Onze mois ont été nécessaires à l’artiste brésilienne Juliana Notari, aidée d’une vingtaine de personnes, pour créer Diva, une gigantesque vulve d’un rouge vif, en béton armé recouvert de résine, mesurant 33 m de long, pour 16 m de large et 6 m de profondeur. L’œuvre a été dévoilée la semaine dernière dans le parc artistique et botanique Usina de Arte, crée sur le site d’une ancienne usine sucrière dans l’État du Pernambouc, au Nord Est du Brésil. Cette représentation en XXL d’un sexe féminin en pleine menstruation, fait depuis scandale et génère de nombreuses polémiques sur les réseaux sociaux qu’il s’agisse de celle, particulièrement virulente, menée par les partisans du président d’extrême-droite Jair Bolsonaro, des reproches adressés à l’artiste pour n’avoir employé que des travailleurs noirs ou encore des critiques envers le caractère invasif de cette œuvre de Land Art.
Perspective féminine
Mais quelle est l’idée de Juliana Notari derrière ce geste audacieux ? L’artiste a expliqué sa démarche sur les réseaux sociaux : « J’utilise l’art pour engager des questions relatives à la problématisation de genre à partir d’une perspective féminine alliée à une vision du monde qui questionne la relation entre nature et culture dans notre société occidentale phallocentrique et anthropocentrique ». L’artiste travaille depuis de nombreuses années sur ces thématiques. Dès le début des années 2000, elle réalise ainsi la performance Dra.Diva durant laquelle elle crée des fissures dans un mur à l’aide d’un marteau et les baigne de sang animal avant d’y introduire des spéculums. Diva s’inscrit dans le prolongement de ce travail en provoquant le débat autour de la représentation du sexe féminin et des tabous sexuels que l’on impose aux femmes.

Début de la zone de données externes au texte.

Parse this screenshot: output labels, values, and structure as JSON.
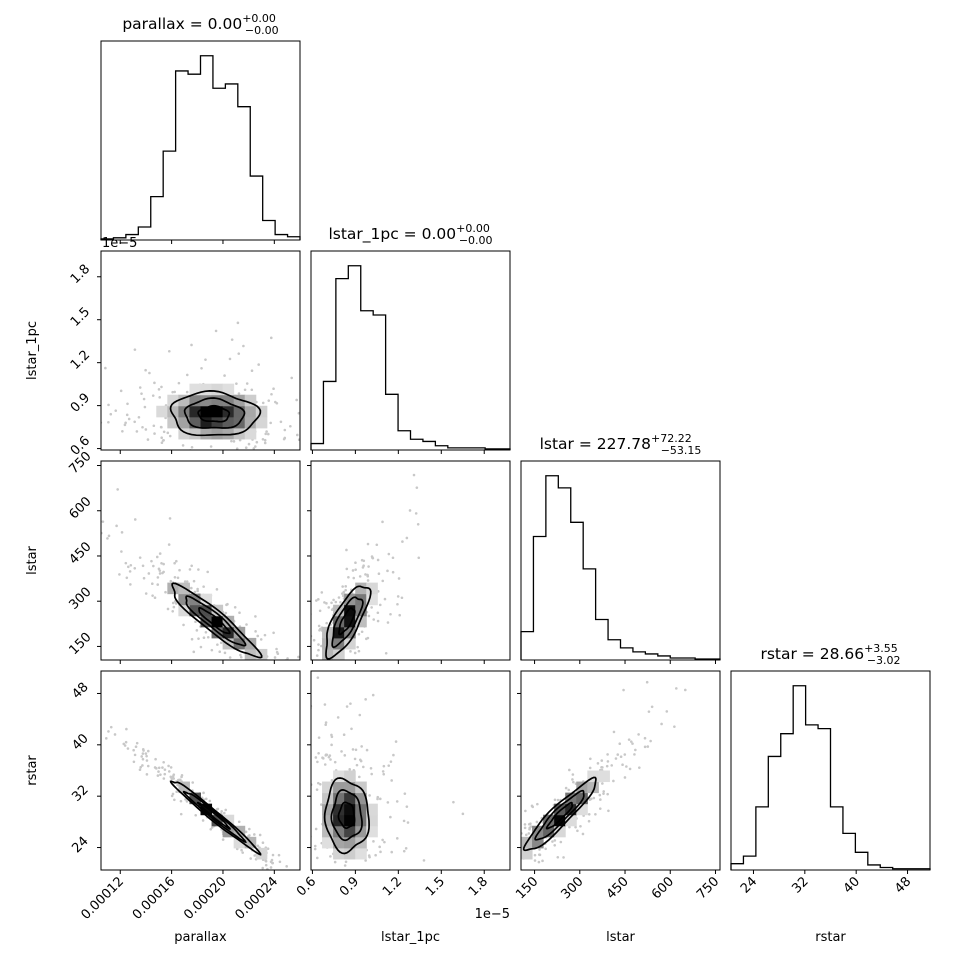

Symbole monumental de l’origine de la vie (on pense bien évidemment à l’illustre précédent créé par Courbet), cette installation prend également la forme d’une plaie béante, creusée à la main dans le flanc d’une colline verdoyante, et évoque ainsi la brutalité avec laquelle l’homme (et plus particulièrement le capitalisme) entend dominer la nature.
Pour Juliana Notari « c’est par un changement de perspective dans notre relation entre humains et non-humains [comprendre « le reste du monde vivant » NDLR] que nous pourrons vivre plus longtemps sur cette planète, qui plus est dans une société moins inégale et moins catastrophique ».
Phallocentrisme et guerre culturelle
Les sujets explorés par Juliana Notari, qu’il s’agisse aussi bien du féminisme que de la question des genres ou du rapport de l’homme à son environnement, sont devenus critiques dans la société brésilienne depuis la prise de pouvoir du parti social-libéral de Bolsonaro. Parmi la cohorte d’insultes et de commentaires orduriers qu’a provoqués la révélation de l’œuvre sur les réseaux sociaux, on peut ainsi tout particulièrement apprécier la réaction d’Olavo de Carvalho, philosophe polémiste d’extrême droite et proche du président brésilien, « Pourquoi est-ce qu’ils critiquent tous cette chatte de 33 m de haut au lieu de lui opposer une bite ? », une formule d’une élégance rare qui résume à elle seule la culture phallocentrique dénoncée par l’artiste.
Por que estão falando mal da buceta de 33 metros em vez de enfrentá-la com um pirocão?
— Olavo de Carvalho (@opropriolavo) January 2, 2021
Lorsqu’il a été élu en octobre 2018, avec plus de 55% des voix, l’actuel président de la République fédérative du Brésil avait promis de lutter contre « le socialisme, le communisme [et] le populisme de gauche ». Or, selon lui, la gauche, c’est la culture. Ainsi, comme il l’avait annoncé lors de son premier discours en tant que président, il a supprimé le ministère de la Culture trois mois après sa prise de pouvoir, le remplaçant par un « secrétariat d’État chargé de la Culture » dirigé par une star de télénovelas. Une décision qui n’a fait que renforcer l’animosité qui préexistait entre l’ancien militaire et les acteurs du monde de l’art et de la culture.
Bolsonaro n’a pas encore exprimé son ressenti face à l’œuvre de Notario, mais, en deux ans, son gouvernement s’est acharné sans répit contre la culture. On a vu ainsi se multiplier les censures de toute œuvre abordant « la dictature militaire, les politiques d’éducation sexuelle [ou encore] la promotion des droits des femmes », ainsi que les coupes budgétaires (ordonnées par le ministre de la Citoyenneté ) visant les financements de projets artistiques.